One of those scenarios that Caforio alluded to was the potential that Dr. Reddy's Laboratories could win in its challenge of Celgene's patents on Revlimid. However, BMS and Celgene noted in their slideshow at the J.P. Morgan conference that the earliest time frame for a decision by the court in this case would be in late 2019 or early 2020. Should Celgene lose, it would appeal the decision. The earliest forecast decision on such an appeal is in 2021.
Celgene already made a deal to allow Natco Pharma to begin selling a generic version of Revlimid on a limited-volume basis in March 2022. Full generic competition wouldn't be allowed until 2026. But Caforio said BMS looked at Celgene even without Revlimid and still went forward with the deal.

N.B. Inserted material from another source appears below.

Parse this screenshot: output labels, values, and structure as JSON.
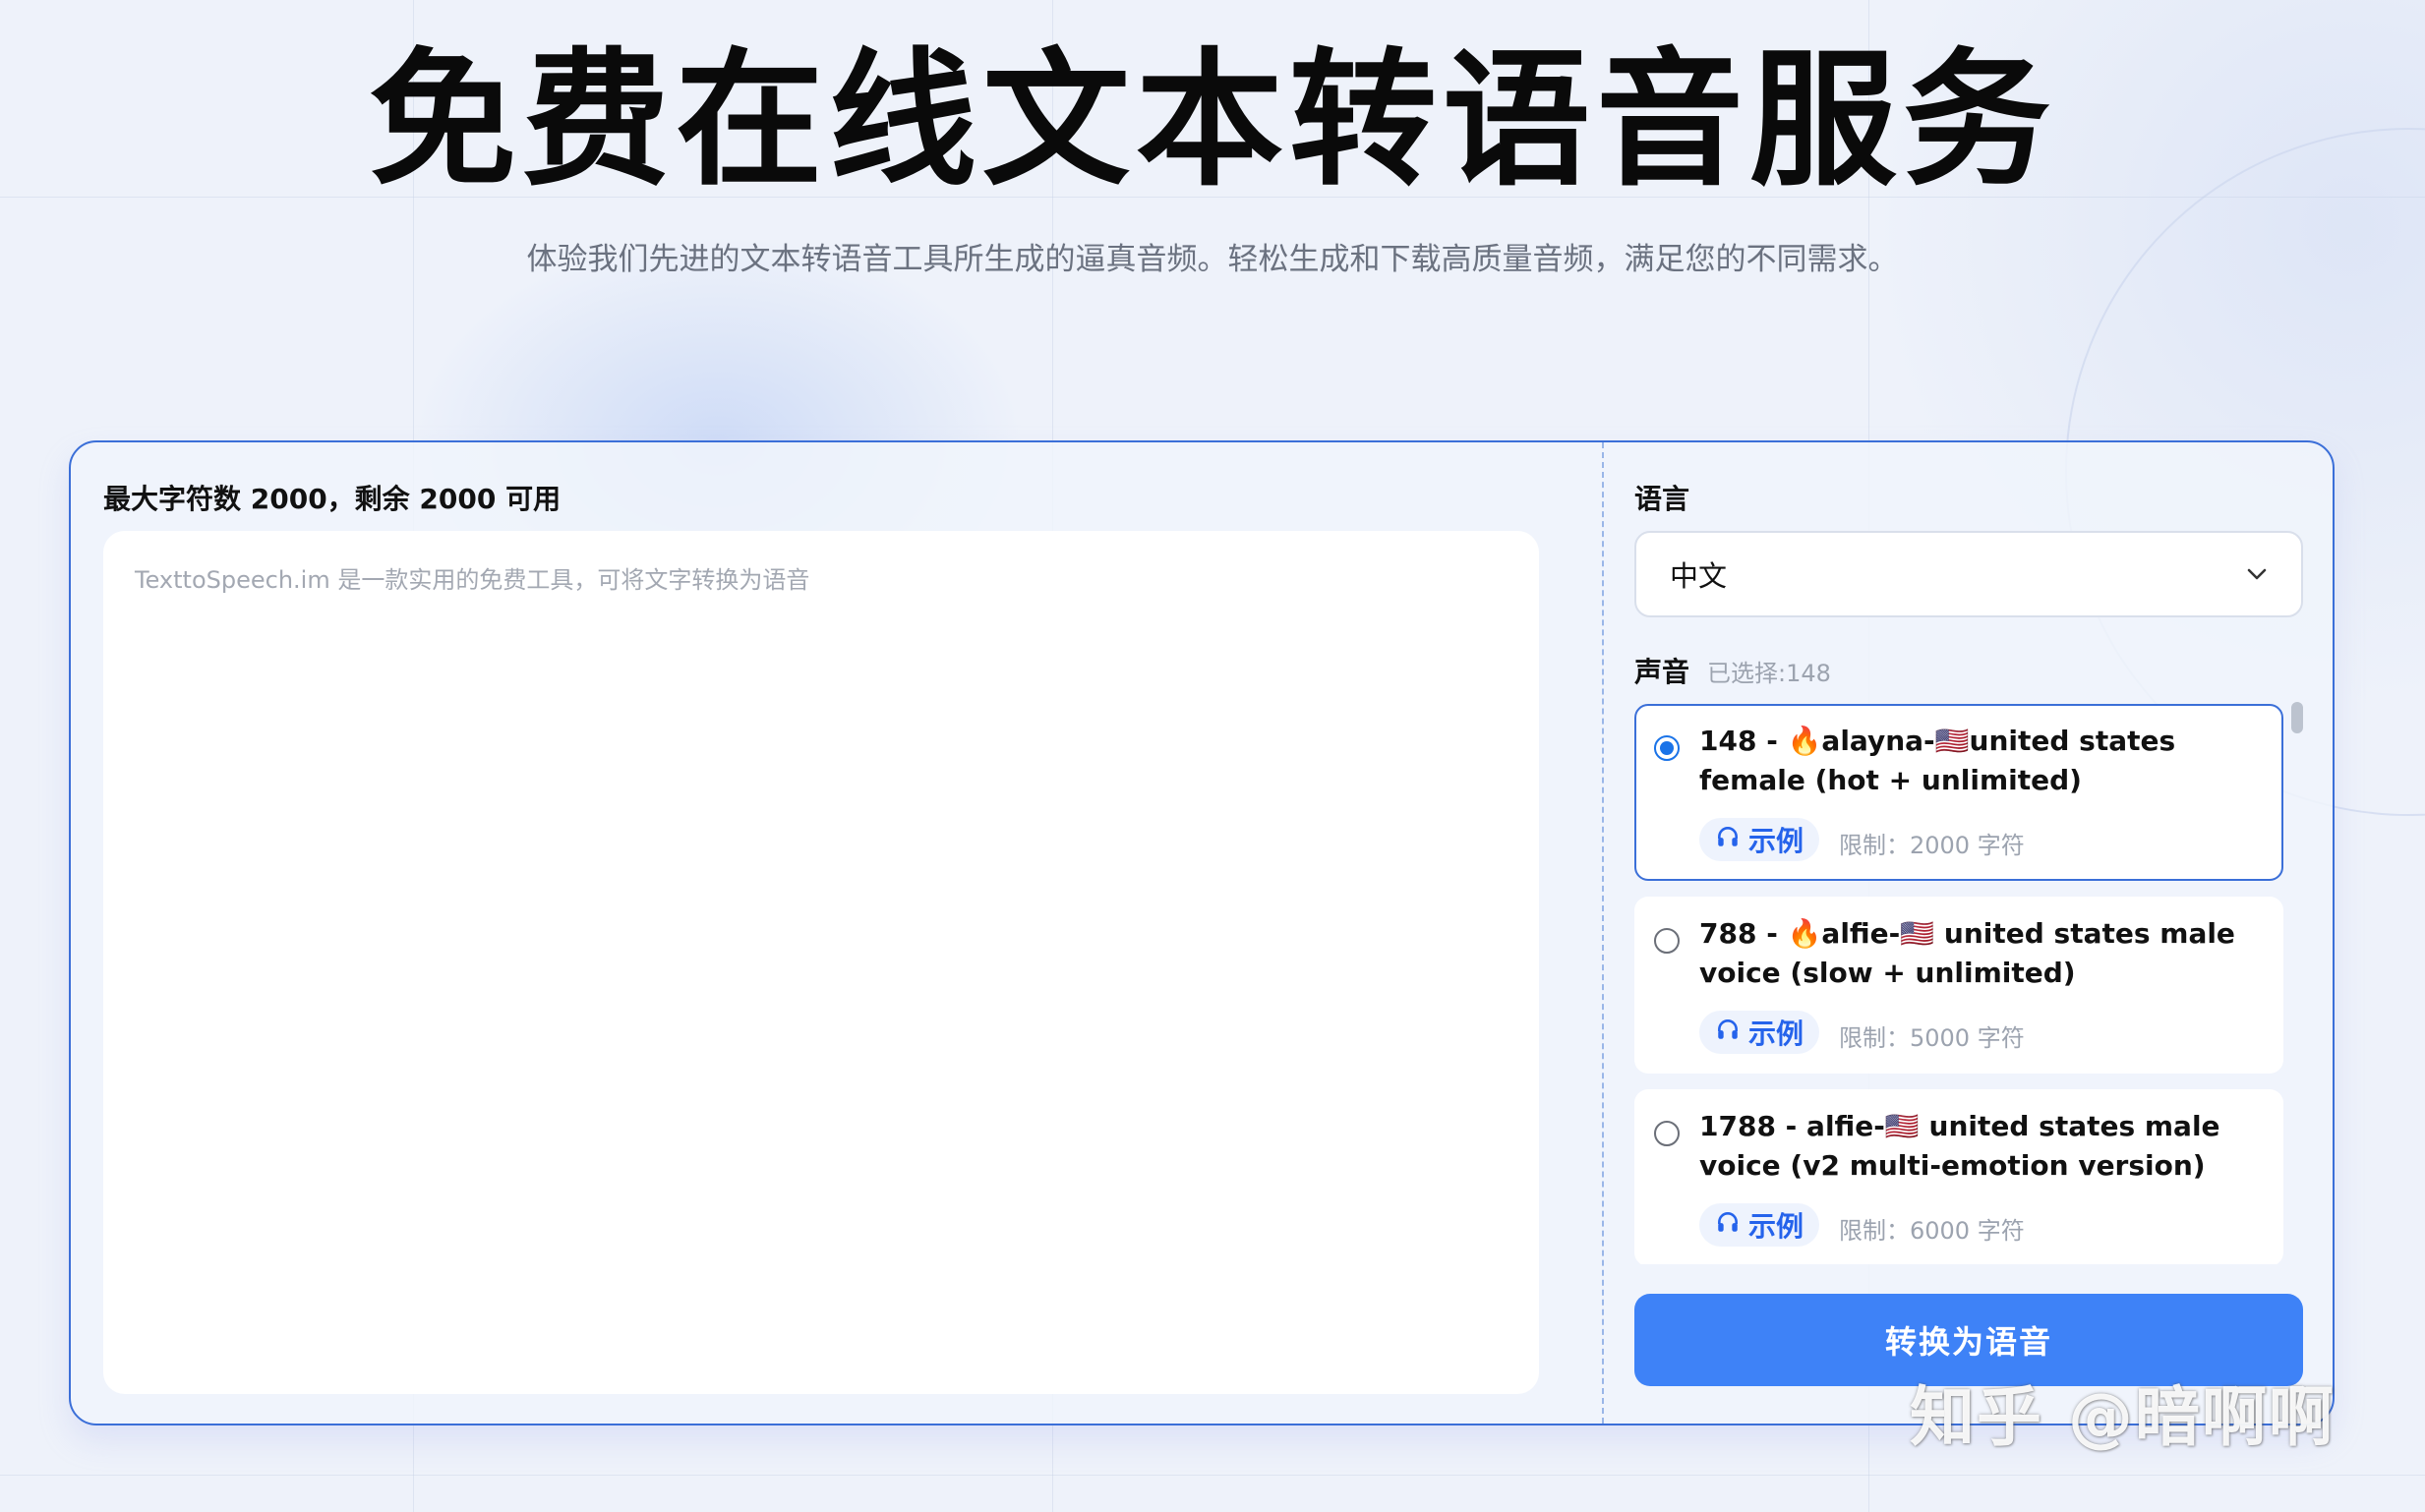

2. Celgene's pipeline is fantastic
Celgene's share price took a beating from the late-stage failure for Crohn's disease drug GED-0301 in October 2017. The biotech's botched filing for the approval of ozanimod in treating multiple sclerosis last year only added fuel to the fire. Investors began to question Celgene's pipeline prospects. But Bristol-Myers Squibb isn't.
Caforio said he liked Celgene's pipeline. In particular, he praised the biotech's cell-therapy program, stating that he thought it is "the best in the industry." Caforio also noted that he thinks that Celgene has the best approach for B-cell maturation antigen (BCMA) therapies in treating multiple myeloma.

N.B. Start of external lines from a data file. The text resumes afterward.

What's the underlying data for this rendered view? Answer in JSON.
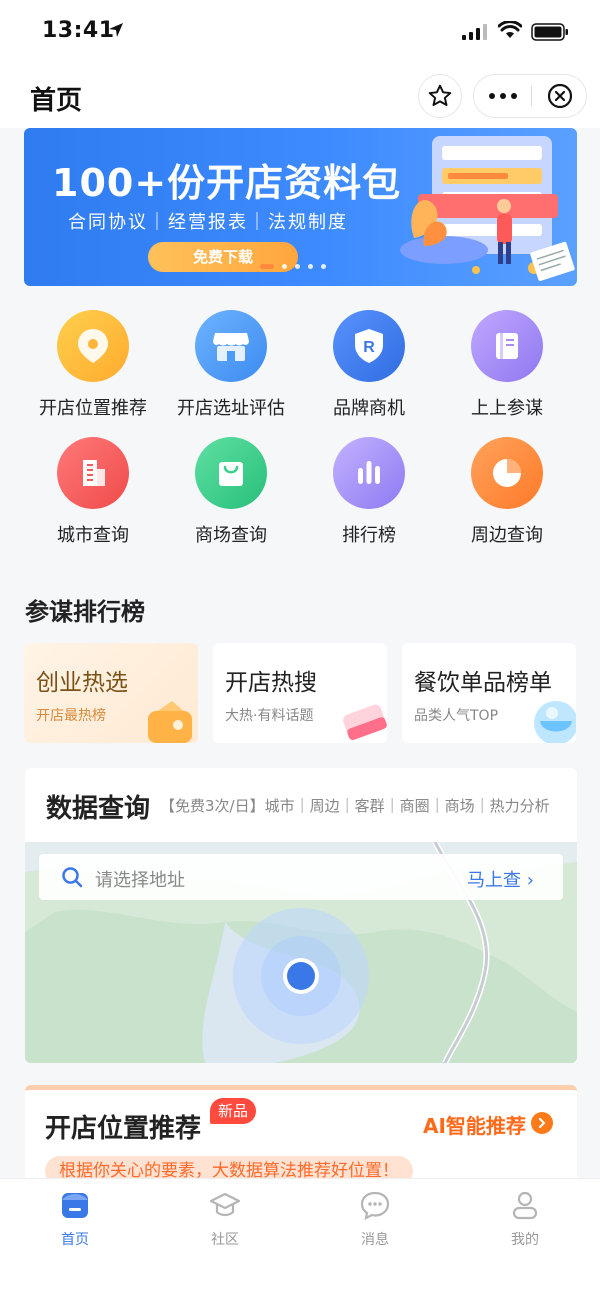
{
  "status": {
    "time": "13:41"
  },
  "nav": {
    "title": "首页"
  },
  "banner": {
    "title": "100+份开店资料包",
    "subtitle": "合同协议｜经营报表｜法规制度",
    "button": "免费下载"
  },
  "grid": [
    {
      "label": "开店位置推荐",
      "icon": "location-pin-icon",
      "color": "#ffbb33"
    },
    {
      "label": "开店选址评估",
      "icon": "storefront-icon",
      "color": "#4a9bf5"
    },
    {
      "label": "品牌商机",
      "icon": "brand-shield-icon",
      "color": "#3b78e7"
    },
    {
      "label": "上上参谋",
      "icon": "book-icon",
      "color": "#a98df5"
    },
    {
      "label": "城市查询",
      "icon": "building-icon",
      "color": "#f55a5a"
    },
    {
      "label": "商场查询",
      "icon": "shopping-bag-icon",
      "color": "#3fcf8e"
    },
    {
      "label": "排行榜",
      "icon": "bar-chart-icon",
      "color": "#a48ef5"
    },
    {
      "label": "周边查询",
      "icon": "pie-chart-icon",
      "color": "#ff8a3d"
    }
  ],
  "ranking": {
    "title": "参谋排行榜",
    "cards": [
      {
        "title": "创业热选",
        "sub": "开店最热榜"
      },
      {
        "title": "开店热搜",
        "sub": "大热·有料话题"
      },
      {
        "title": "餐饮单品榜单",
        "sub": "品类人气TOP"
      }
    ]
  },
  "data_query": {
    "title": "数据查询",
    "tags": "【免费3次/日】城市｜周边｜客群｜商圈｜商场｜热力分析",
    "search_placeholder": "请选择地址",
    "search_action": "马上查"
  },
  "recommend": {
    "title": "开店位置推荐",
    "badge": "新品",
    "ai_link": "AI智能推荐",
    "tip": "根据你关心的要素，大数据算法推荐好位置！"
  },
  "tabs": [
    {
      "label": "首页",
      "icon": "home-icon",
      "active": true
    },
    {
      "label": "社区",
      "icon": "graduation-cap-icon",
      "active": false
    },
    {
      "label": "消息",
      "icon": "chat-bubble-icon",
      "active": false
    },
    {
      "label": "我的",
      "icon": "person-icon",
      "active": false
    }
  ],
  "colors": {
    "primary": "#3b78e7",
    "accent": "#ff6a1a"
  }
}
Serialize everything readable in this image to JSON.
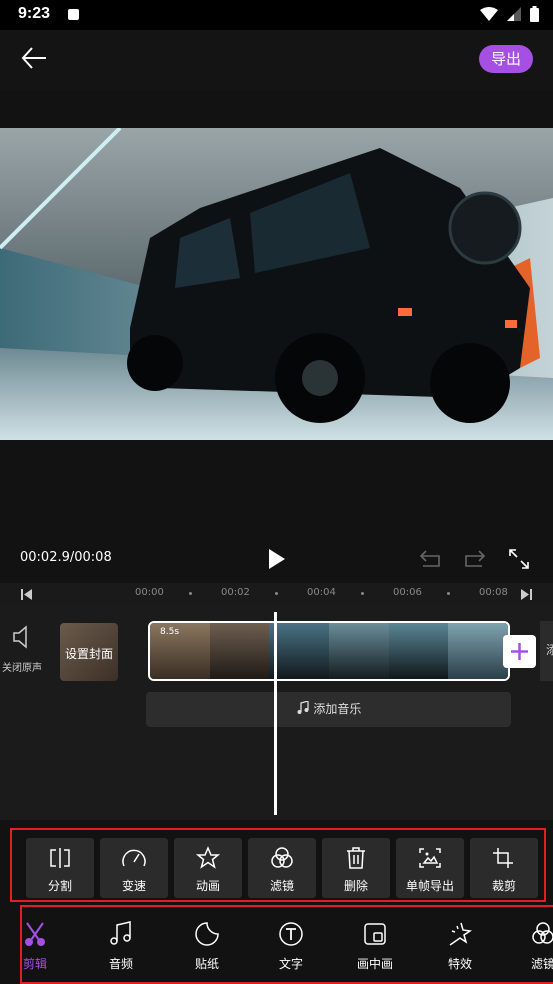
{
  "status_bar": {
    "time": "9:23"
  },
  "header": {
    "export_label": "导出"
  },
  "player": {
    "timecode": "00:02.9/00:08"
  },
  "ruler": {
    "ticks": [
      "00:00",
      "00:02",
      "00:04",
      "00:06",
      "00:08"
    ]
  },
  "timeline": {
    "mute_label": "关闭原声",
    "cover_label": "设置封面",
    "clip_duration": "8.5s",
    "add_music_label": "添加音乐",
    "edge_label": "添"
  },
  "tools": [
    {
      "label": "分割",
      "icon": "split-icon"
    },
    {
      "label": "变速",
      "icon": "speed-icon"
    },
    {
      "label": "动画",
      "icon": "animation-icon"
    },
    {
      "label": "滤镜",
      "icon": "filter-icon"
    },
    {
      "label": "删除",
      "icon": "delete-icon"
    },
    {
      "label": "单帧导出",
      "icon": "frame-export-icon"
    },
    {
      "label": "裁剪",
      "icon": "crop-icon"
    }
  ],
  "tabs": [
    {
      "label": "剪辑",
      "icon": "scissors-icon",
      "active": true
    },
    {
      "label": "音频",
      "icon": "music-icon"
    },
    {
      "label": "贴纸",
      "icon": "sticker-icon"
    },
    {
      "label": "文字",
      "icon": "text-icon"
    },
    {
      "label": "画中画",
      "icon": "pip-icon"
    },
    {
      "label": "特效",
      "icon": "effects-icon"
    },
    {
      "label": "滤镜",
      "icon": "filter-icon"
    }
  ],
  "colors": {
    "accent": "#a550e3",
    "highlight_box": "#e01f1f",
    "background": "#121212"
  }
}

In their J.P. Morgan presentation, BMS and Celgene specifically pointed to four "high-value near-term" hematology programs: cell therapy liso-cel, anti-BCMA therapy bb2121, luspatercept, and fedratinib. Celgene CEO Mark Alles said the company submitted for FDA approval of fedratinib as a treatment for myelofibrosis at the end of 2018.

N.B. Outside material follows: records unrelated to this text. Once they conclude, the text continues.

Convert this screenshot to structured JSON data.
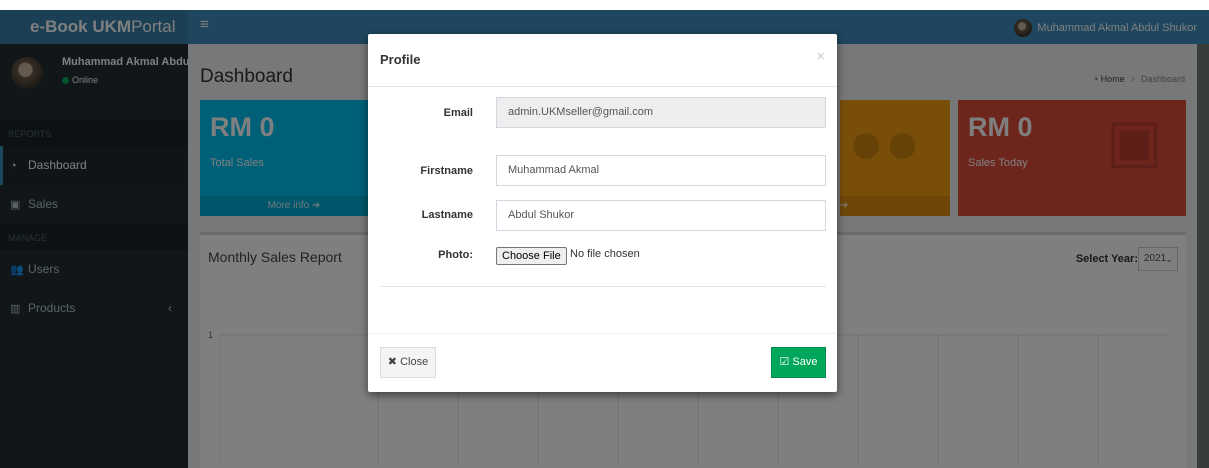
{
  "brand": {
    "name_bold": "e-Book UKM",
    "name_rest": "Portal"
  },
  "topbar": {
    "menu_glyph": "≡",
    "user_name": "Muhammad Akmal Abdul Shukor"
  },
  "sidebar": {
    "user_name": "Muhammad Akmal Abdul Shukor",
    "status": "Online",
    "sections": [
      {
        "header": "REPORTS",
        "items": [
          {
            "label": "Dashboard",
            "icon": "dashboard-icon"
          },
          {
            "label": "Sales",
            "icon": "money-icon"
          }
        ]
      },
      {
        "header": "MANAGE",
        "items": [
          {
            "label": "Users",
            "icon": "users-icon"
          },
          {
            "label": "Products",
            "icon": "barcode-icon"
          }
        ]
      }
    ],
    "products_chevron": "‹"
  },
  "page": {
    "title": "Dashboard",
    "breadcrumb": [
      "Home",
      "Dashboard"
    ]
  },
  "boxes": [
    {
      "value": "RM 0",
      "label": "Total Sales",
      "footer": "More info ➔",
      "color": "#00c0ef"
    },
    {
      "footer": "➔",
      "color": "#f39c12"
    },
    {
      "value": "RM 0",
      "label": "Sales Today",
      "color": "#dd4b39"
    }
  ],
  "report": {
    "title": "Monthly Sales Report",
    "year_label": "Select Year:",
    "year_value": "2021",
    "y_tick": "1"
  },
  "modal": {
    "title": "Profile",
    "close_glyph": "×",
    "email_label": "Email",
    "email_value": "admin.UKMseller@gmail.com",
    "firstname_label": "Firstname",
    "firstname_value": "Muhammad Akmal",
    "lastname_label": "Lastname",
    "lastname_value": "Abdul Shukor",
    "photo_label": "Photo:",
    "file_button": "Choose File",
    "file_status": "No file chosen",
    "close_button": "✖ Close",
    "save_button": "☑ Save",
    "save_color": "#00a65a"
  }
}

In addition to those four programs, BMS thinks ozanimod is another near-term blockbuster product-launch opportunity that it will gain with the Celgene acquisition. Alles said Celgene expects to resubmit its approval package for ozanimod in the U.S. in Q1 as well as submit for approval of the drug in Europe. Combined with BMS's own TYK-2 psoriasis drug, BMS expects to have six new drugs on the market in the near future, with combined revenue potential of more than $15 billion per year.
3. The ROI should be huge
Celgene's share price sank 56% between October 2017 and the end of 2018. The market seemed to have written off the biotech's potential. However, for Bristol-Myers Squibb, there's a potentially huge return on investment.
BMS thinks that buying Celgene will boost its earnings per share by 40% in the first full year after the transaction closes. It expects the deal will result in a combined company that generates more than $45 billion in cash flow in the first three years. By comparison, BMS delivered around $3.3 billion in levered free cash flow over the last 12 months. It's not surprising the company projects that the internal rate of return for the deal will be "well in excess" of Celgene and BMS's "cost of capital."
Good deal, bad deal
I think buying Celgene is a great deal for BMS. The pharma company is getting a tremendous bargain. It's getting a tremendous pipeline. And I agree with what Mark Alles said at the J.P. Morgan conference: "The complementarity is obvious."
However, I haven't been bashful about expressing my view that Bristol-Myers Squibb's proposed acquisition isn't a good deal for Celgene shareholders. My take is that Celgene is worth considerably more than the $74 billion valuation BMS is offering.
But I fully expect shareholders and regulators to approve the transaction. Celgene has probably made its last presentation at the J.P. Morgan Healthcare Conference. It's too bad the biotech's swan song isn't as melodic as shareholders would have hoped.